The flash of her inbox icon interrupted these disturbing thoughts. She reached for the mouse and cursed herself. The large chunk of data she had sent down to Mechanical some hours earlier must’ve been rejected. Maybe it was too much to send at once. But then she saw that it was a message from Scottie, her friend in IT who had supplied the data drive.
“Come now,” it read.
It was an odd request. Vague and yet dire, especially given the lateness of the hour. Juliette powered down her monitor, grabbed the drive from the computer in case she had more visitors, and briefly considered strapping Marnes’s ancient gun around her waist. She stood, went to the key locker, and ran her hand down the soft belt, feeling the indention where the buckle had, for decades, worn into the same spot on the old leather. She thought again of Marnes’s terse note and looked at his empty chair. She decided in the end to leave the gun hanging where it was. She nodded to his desk, made sure she had her keys, and hurried out the door.

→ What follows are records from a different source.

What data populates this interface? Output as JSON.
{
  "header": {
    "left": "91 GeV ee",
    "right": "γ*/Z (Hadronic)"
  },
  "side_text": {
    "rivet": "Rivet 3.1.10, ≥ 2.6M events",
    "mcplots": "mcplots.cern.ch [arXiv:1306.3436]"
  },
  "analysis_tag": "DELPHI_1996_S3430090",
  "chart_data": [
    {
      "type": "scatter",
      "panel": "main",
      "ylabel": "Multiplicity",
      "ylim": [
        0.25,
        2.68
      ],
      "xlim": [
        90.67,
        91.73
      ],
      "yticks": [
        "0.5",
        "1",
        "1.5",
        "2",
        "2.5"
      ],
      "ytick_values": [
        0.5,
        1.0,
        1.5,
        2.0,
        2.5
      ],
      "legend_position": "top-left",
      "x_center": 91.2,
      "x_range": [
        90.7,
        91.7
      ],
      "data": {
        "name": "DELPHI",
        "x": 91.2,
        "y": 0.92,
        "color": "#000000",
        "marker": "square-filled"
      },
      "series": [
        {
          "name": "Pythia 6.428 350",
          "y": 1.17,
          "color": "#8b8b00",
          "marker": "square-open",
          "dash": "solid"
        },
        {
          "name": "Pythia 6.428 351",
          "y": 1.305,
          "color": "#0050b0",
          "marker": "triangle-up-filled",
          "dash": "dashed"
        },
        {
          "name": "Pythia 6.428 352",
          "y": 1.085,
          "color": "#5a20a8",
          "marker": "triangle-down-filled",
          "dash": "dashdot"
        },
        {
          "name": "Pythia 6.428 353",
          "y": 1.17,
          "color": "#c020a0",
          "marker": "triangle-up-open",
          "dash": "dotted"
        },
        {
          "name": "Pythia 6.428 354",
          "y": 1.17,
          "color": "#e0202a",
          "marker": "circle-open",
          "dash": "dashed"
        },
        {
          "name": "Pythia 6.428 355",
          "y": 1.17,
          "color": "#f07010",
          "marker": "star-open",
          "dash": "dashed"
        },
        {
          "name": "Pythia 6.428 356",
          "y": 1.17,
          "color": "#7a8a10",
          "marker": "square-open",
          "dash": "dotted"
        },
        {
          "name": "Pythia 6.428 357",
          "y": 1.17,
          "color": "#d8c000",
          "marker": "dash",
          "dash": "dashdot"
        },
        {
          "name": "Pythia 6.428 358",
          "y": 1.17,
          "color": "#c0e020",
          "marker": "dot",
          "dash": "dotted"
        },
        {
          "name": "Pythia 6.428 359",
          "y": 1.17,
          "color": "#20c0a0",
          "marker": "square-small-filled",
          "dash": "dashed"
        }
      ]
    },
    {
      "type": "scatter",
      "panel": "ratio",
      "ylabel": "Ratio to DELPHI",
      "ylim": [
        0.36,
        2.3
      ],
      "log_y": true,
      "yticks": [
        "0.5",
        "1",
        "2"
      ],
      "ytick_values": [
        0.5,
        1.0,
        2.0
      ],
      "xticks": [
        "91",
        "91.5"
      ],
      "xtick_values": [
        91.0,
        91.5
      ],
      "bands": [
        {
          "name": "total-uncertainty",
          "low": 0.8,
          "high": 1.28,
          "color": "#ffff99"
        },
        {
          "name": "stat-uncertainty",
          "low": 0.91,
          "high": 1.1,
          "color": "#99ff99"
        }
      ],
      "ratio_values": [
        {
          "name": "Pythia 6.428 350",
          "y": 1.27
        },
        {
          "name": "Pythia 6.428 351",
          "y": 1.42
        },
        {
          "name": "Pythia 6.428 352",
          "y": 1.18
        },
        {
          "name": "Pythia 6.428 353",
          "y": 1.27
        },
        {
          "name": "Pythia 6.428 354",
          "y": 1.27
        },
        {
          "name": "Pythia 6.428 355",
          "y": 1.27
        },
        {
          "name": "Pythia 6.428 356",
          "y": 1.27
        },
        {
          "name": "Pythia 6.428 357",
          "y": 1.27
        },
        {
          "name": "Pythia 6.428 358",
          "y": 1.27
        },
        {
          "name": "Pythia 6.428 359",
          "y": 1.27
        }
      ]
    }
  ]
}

It was thirty-three levels down to IT. Juliette skipped down the steps so swiftly, she had to keep a hand on the inner railing to keep from flying outward into the occasional up-bound traffic. She overtook a porter near six, who was startled by being passed. By the tenth floor, she was beginning to feel dizzy from the round and round. She wondered how Holston and Marnes had ever responded to trouble with any degree of urgency. The other two deputy stations, the one in the mids and the one in the down deep, were nicely situated near the dead center of their forty-eight floors, a far superior arrangement. She passed into the twenties thinking about this: that her office was not ideally positioned to respond to the far edge of her precinct. Instead, it had been located by the airlock and the holding cell, close to the highest form of the silo’s capital punishment. She cursed this decision as she considered the long slog back up.
In the high twenties, she practically bowled a man over who wasn’t watching where he was going. She wrapped one arm around him and gripped the railing, keeping them both from a nasty tumble. He apologized while she swallowed a curse. And then she saw it was Lukas, his lapboard strapped to his back, nubs of charcoal sticking out of his overalls.
“Oh,” he said. “Hello.”
He smiled at seeing her, but his lips drooped into a frown when he realized she’d been hurrying in the opposite direction.
“I’m sorry,” she said. “I’ve got to go.”
“Of course.”
He stood out of the way, and Juliette finally took her hand off his ribs. She nodded, not sure what to say, her thoughts only on Scottie, and then she continued her run down, moving too fast to chance a glance back.
When she finally got to thirty-four, she paused on the landing to catch her breath and let the dizziness fade. Checking her overalls—that her star was in place and the flash drive still in her pocket—she pulled open the main doors to IT and tried to stroll in as if she belonged there.
She sized up the entrance room quickly. To her right, a glass window looked into a conference room. The light was on, even though it was now the middle of the night. A handful of heads were visible through the glass, a meeting taking place. She thought she heard Bernard’s voice, loud and nasal, leeching through the door.
Ahead of her stood the low-security gates leading back to IT’s labyrinth of apartments, offices, and workshops. Juliette could imagine the floor plan; she’d heard the three levels shared much in common with Mechanical, only without the fun.
“Can I help you?” a young man in silver overalls asked from behind the gates.
She approached.
“Sheriff Nichols,” she said. She waved her ID at him, then passed it under the gate’s laser scanner. The light turned red and the gate let out an angry buzz. It did not open. “I’m here to see Scottie, one of your techs.” She tried the card again, with the same result.